On 14 September, Mary Elfreth Allen, M.D., an 1876 graduate of the Women’s Medical College of Pennsylvania, became the third woman to enroll as a special student in the School of Engineering. Dr. Allen was twenty-seven years old and lived at 524 Pine Street, Philadelphia.

Also in September, at their regular stated meeting, the Trustees adopted the following preamble and five-part resolution:

Whereas, the Board, at its meeting June 5th 1877 directed that the Charity Schools be closed, and that the funds by which they were supported should be hereafter applied to maintain gratuitous instruction for children, male and female, in needy circumstances in the Department of Arts [the present-day College] and the Towne Scientific School [the present-day School of Engineering and Applied Science],

Resolved, That the [Trustees] Committees on said Departments be authorized, on the recommendation of the Provost, to admit into the Department of Arts and the Towne Scientific School such a number of male children in indigent circumstances as they may deem expedient, such children having first passed the prescribed examination for admission and fulfilled the other conditions for entrance therein;

Resolved, That said Committees be authorized on the recommendation of the Provost to admit such a number of female children in indigent circumstances as they may deem expedient to the lectures on History and to the instruction by lecture and in the laboratories in the Departments of Chemistry and Physics;

Resolved, That any other females desiring to attend the instruction in the aforesaid subjects may do so on the payment of a fee to be settled by the Committees, provided that said females in the opinion of the Provost are sufficiently advanced to profit by the instruction;

Resolved, That any female attending said course of instruction may present herself at the end thereof for examination therein and if said examination is satisfactory shall receive from the authorities of the University a certificate thereof;

Resolved, That the Provost be requested to organize a plan of instruction upon the aforesaid principles and to give public notice of the same.”

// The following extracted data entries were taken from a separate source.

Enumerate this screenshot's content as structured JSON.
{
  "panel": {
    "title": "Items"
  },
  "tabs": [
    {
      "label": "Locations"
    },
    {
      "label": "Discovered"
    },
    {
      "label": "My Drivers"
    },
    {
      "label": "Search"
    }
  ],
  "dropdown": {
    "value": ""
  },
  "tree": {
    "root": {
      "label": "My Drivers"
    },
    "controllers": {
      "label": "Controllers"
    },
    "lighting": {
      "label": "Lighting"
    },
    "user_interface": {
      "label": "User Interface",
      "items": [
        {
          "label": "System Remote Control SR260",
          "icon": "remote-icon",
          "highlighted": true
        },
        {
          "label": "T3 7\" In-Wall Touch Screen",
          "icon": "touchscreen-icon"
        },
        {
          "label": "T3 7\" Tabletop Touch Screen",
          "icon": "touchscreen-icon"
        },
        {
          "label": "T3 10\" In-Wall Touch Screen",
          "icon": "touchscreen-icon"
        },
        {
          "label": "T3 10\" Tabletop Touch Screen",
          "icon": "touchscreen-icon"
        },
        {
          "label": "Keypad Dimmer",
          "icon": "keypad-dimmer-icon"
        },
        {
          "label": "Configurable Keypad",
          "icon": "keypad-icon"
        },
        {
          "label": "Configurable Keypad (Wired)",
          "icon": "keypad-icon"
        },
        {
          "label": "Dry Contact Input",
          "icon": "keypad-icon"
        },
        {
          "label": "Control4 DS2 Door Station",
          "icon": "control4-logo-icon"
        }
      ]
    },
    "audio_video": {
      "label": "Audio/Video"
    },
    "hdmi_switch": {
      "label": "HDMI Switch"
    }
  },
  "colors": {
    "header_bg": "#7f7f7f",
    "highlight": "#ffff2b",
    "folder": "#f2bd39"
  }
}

In October, the annual Catalogue of the University announced, for the first time,

Women are now admitted, in the Towne Scientific School, to the Lectures on Modern History, given to the Seniors, to those on General Chemistry, given to the Freshmen and Sophomores, to those on Physics, given to the Sophomores, and to the instruction in Analytical Chemistry, given to Juniors and Seniors in one of the Laboratories.

1878
In February, the Provost reported to the Trustees that “several ladies were in attendance” at the lectures on Modern History given to the Senior Class in the College.

On 22 March, Mary Thorn Lewis became the fourth (and final) woman to enroll as a special student in the School of Engineering. She was twenty-four years old and lived at 2224 Green Street, Philadelphia.

In April, the Trustees adopted a resolution which granted the request of the faculty of the Auxiliary School of Medicine to admit women. The Trustees noted, however, that the women admitted were “subject to the same regulation as at present exists permitting women under certain conditions to become special students in the Towne Scientific School (the present-day School of Engineering and Applied Science).”

At the Commencement held on 14 June, the University granted Certificates of Proficiency in Science to Anna Lockhart Flanigen and Gertrude Klein Peirce. They were the first women to complete a collegiate course of study at Penn.

The School of Dental Medicine was founded, but did not admit women.

1879
The Trustees announced that “persons of both sexes are now admitted” to the classes in English, Classics, History, Social Science, and Speculative Philosophy (or “Darwinism”), in the College; to the classes in General Chemistry, Physics, and Analytical Chemistry, in the School of Engineering; and to all classes in the Department of Music.

The Trustees simultaneously announced the establishment of the Bloomfield Moore Fund, the income of which was dedicated to the education of women who planned to become teachers. The Fund was sufficient to support as many as six women in any one year and those who received the scholarship were free to enroll in any of the classes declared open to “both sexes.” The Bloomfield Moore Fund was the first endowment for women’s education at Penn.